Вы, и только вы, стреляющие, истинные и подлинные враги, [под какими бы знаменами вы ни кривлялись]. ОТНЫНЕ И ДО КОНЦА ЖИЗНИ Я НЕНАВИЖУ ВАС И ВАШИ ПУКАЛКИ, КОТОРЫЕ СТРЕЛЯЮТ. МОЖЕТ, Я СДОХНУ ОТ ГОЛОДА, В ВАШЕЙ ТЮРЬМЕ ИЛИ ОТ ВАШЕЙ ПУЛИ, НО СДОХНУ, ПРЕЗИРАЯ ВАС КАК САМОЕ ОМЕРЗИТЕЛЬНОЕ, ЧТО ТОЛЬКО ЕСТЬ НА ЗЕМЛЕ».

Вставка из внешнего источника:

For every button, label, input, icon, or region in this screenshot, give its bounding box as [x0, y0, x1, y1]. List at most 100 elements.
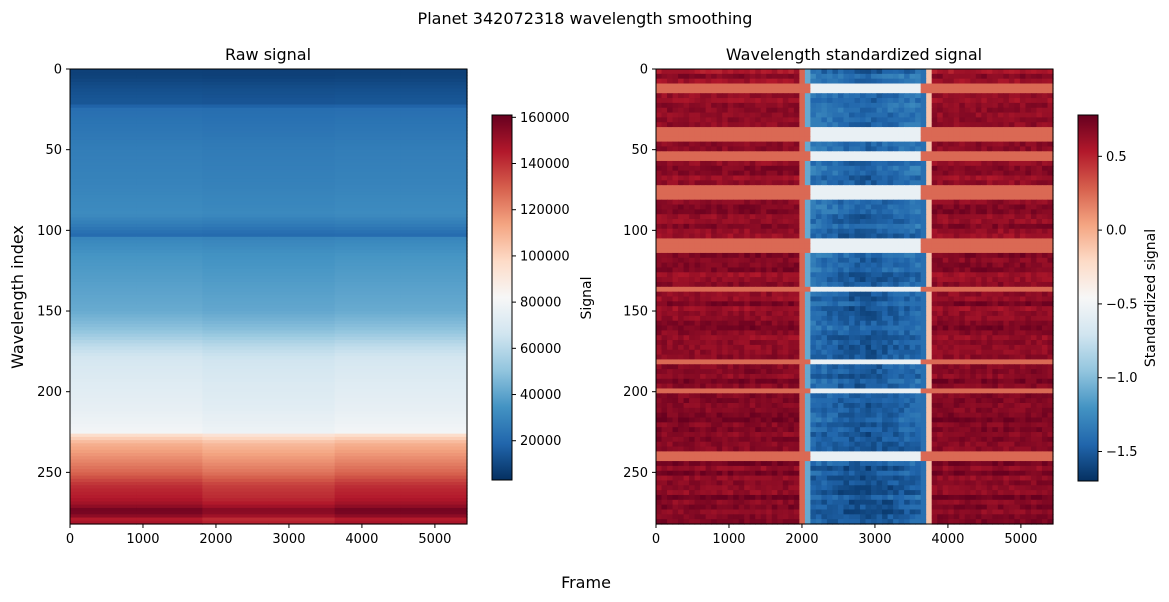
heatmap-cell: [667, 117, 674, 123]
heatmap-cell: [986, 223, 993, 230]
heatmap-cell: [689, 78, 696, 85]
heatmap-cell: [810, 286, 817, 293]
heatmap-cell: [268, 356, 336, 361]
heatmap-cell: [678, 286, 685, 293]
heatmap-cell: [1014, 117, 1021, 123]
heatmap-cell: [926, 165, 933, 172]
heatmap-cell: [694, 190, 701, 196]
heatmap-cell: [799, 209, 806, 215]
heatmap-cell: [694, 209, 701, 215]
heatmap-cell: [700, 165, 707, 172]
heatmap-cell: [738, 78, 745, 85]
heatmap-cell: [70, 446, 137, 451]
heatmap-cell: [931, 199, 938, 206]
heatmap-cell: [760, 141, 767, 148]
heatmap-cell: [656, 223, 663, 230]
heatmap-cell: [837, 243, 845, 249]
heatmap-cell: [948, 83, 955, 89]
heatmap-cell: [959, 107, 966, 114]
heatmap-cell: [1008, 335, 1015, 341]
heatmap-cell: [733, 204, 740, 210]
heatmap-cell: [848, 151, 856, 157]
heatmap-cell: [854, 286, 861, 293]
heatmap-cell: [1025, 248, 1032, 254]
heatmap-cell: [1036, 214, 1043, 220]
heatmap-cell: [1025, 238, 1032, 244]
heatmap-cell: [882, 243, 889, 249]
heatmap-cell: [964, 281, 971, 288]
heatmap-cell: [722, 175, 729, 181]
heatmap-cell: [920, 262, 927, 269]
heatmap-cell: [909, 233, 916, 240]
heatmap-cell: [667, 102, 674, 109]
heatmap-cell: [860, 204, 867, 210]
heatmap-cell: [656, 117, 663, 123]
heatmap-cell: [667, 69, 674, 75]
heatmap-cell: [1041, 335, 1049, 341]
heatmap-cell: [70, 314, 137, 319]
heatmap-cell: [70, 285, 137, 290]
heatmap-cell: [678, 306, 685, 312]
heatmap-cell: [400, 117, 468, 122]
heatmap-cell: [893, 325, 900, 331]
heatmap-cell: [871, 185, 878, 191]
heatmap-cell: [755, 194, 762, 201]
heatmap-cell: [268, 404, 336, 409]
heatmap-cell: [656, 243, 663, 249]
heatmap-cell: [920, 248, 927, 254]
heatmap-cell: [705, 335, 712, 341]
heatmap-cell: [771, 156, 778, 162]
figure-suptitle: Planet 342072318 wavelength smoothing: [418, 9, 753, 28]
heatmap-cell: [749, 199, 756, 206]
heatmap-cell: [1014, 281, 1021, 288]
heatmap-cell: [683, 180, 690, 186]
heatmap-cell: [815, 156, 823, 162]
heatmap-cell: [202, 343, 270, 348]
heatmap-cell: [937, 180, 944, 186]
heatmap-cell: [771, 330, 778, 336]
heatmap-cell: [202, 146, 270, 151]
heatmap-cell: [986, 320, 993, 327]
heatmap-cell: [711, 267, 718, 273]
heatmap-cell: [887, 248, 894, 254]
heatmap-cell: [942, 141, 949, 148]
heatmap-cell: [777, 267, 784, 273]
heatmap-cell: [788, 165, 795, 172]
heatmap-cell: [334, 69, 402, 73]
heatmap-cell: [837, 325, 845, 331]
heatmap-cell: [882, 301, 889, 307]
heatmap-cell: [832, 122, 839, 128]
heatmap-cell: [771, 170, 778, 177]
heatmap-cell: [970, 136, 977, 143]
heatmap-cell: [992, 73, 999, 80]
heatmap-cell: [661, 165, 668, 172]
heatmap-cell: [992, 306, 999, 312]
heatmap-cell: [334, 375, 402, 380]
heatmap-cell: [705, 248, 712, 254]
heatmap-cell: [202, 443, 270, 448]
y-tick-label: 200: [37, 385, 62, 400]
heatmap-cell: [975, 277, 982, 283]
heatmap-cell: [788, 141, 795, 148]
heatmap-cell: [678, 291, 685, 298]
heatmap-cell: [202, 152, 270, 157]
heatmap-cell: [782, 315, 789, 322]
heatmap-cell: [268, 249, 336, 254]
heatmap-cell: [821, 93, 828, 99]
heatmap-cell: [997, 340, 1004, 346]
heatmap-cell: [738, 325, 745, 331]
heatmap-cell: [760, 306, 767, 312]
heatmap-cell: [826, 204, 834, 210]
heatmap-cell: [760, 175, 767, 181]
heatmap-cell: [810, 102, 817, 109]
heatmap-cell: [678, 330, 685, 336]
heatmap-cell: [400, 385, 468, 390]
heatmap-cell: [202, 256, 270, 260]
heatmap-cell: [722, 204, 729, 210]
heatmap-cell: [970, 238, 977, 244]
heatmap-cell: [70, 243, 137, 248]
heatmap-cell: [837, 122, 845, 128]
heatmap-cell: [992, 131, 999, 138]
heatmap-cell: [400, 327, 468, 331]
heatmap-cell: [981, 185, 988, 191]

И я ушел, задыхаясь от бессильной горечи, очнулся лишь на площади Богдана Хмельницкого, которую пересекала странная колонна лыжников. Они совершенно не умели ходить на лыжах: топтались, скользили, заплетались. Шорох стоял на всю площадь, у солдат был довольно жалкий вид, обиженные и злые лица. Видно, их заставляли насильно овладевать хитроумным этим делом, чтобы в их бандитском движении по земле снег не был помехой. Офицер кричал и нервничал. Медленно-медленно они потащились к Владимирской горке, мне очень хотелось поглядеть, как они там будут сворачивать себе шеи, но я уже и так опаздывал.
Здесь, в центре города, трамваи ходили. На остановке под ветром стояли люди – и среди них очень щупленький немец в легкой шинельке, узких сапогах, пилотке, только на ушах у него были шерстяные наушники. Он сильно замерз и посинел. Руки его тряслись и не попадали в карманы, а тело дергалось, как на шарнирах, он бил ногой о ногу, тер руками лицо, то вдруг принимался танцевать, вскидывая ноги, как деревянный паяц, и казалось, что он сейчас пронзительно завизжит, не в силах терпеть кусачий мороз.
То, что он нелеп, ему и в голову не могло прийти, потому что вокруг стояли одни жители, а это для немцев было все равно что пустое место: они при нас, словно наедине, равнодушно снимали штаны, ковырялись в носу, сморкались двумя пальцами или открыто мочились.
Из ворот Софийского собора выехали два грузовика с чем-то накрытым брезентами: опять вывозили что-то награбленное. Черт знает что, у них через каждые десять слов употреблялось слово «культура»: «тысячелетняя немецкая культура», «культурное обновление мира», «вся человеческая культура зависит от успехов германского оружия»… И ведь звучит, а? С ума сойти, что можно делать со словами.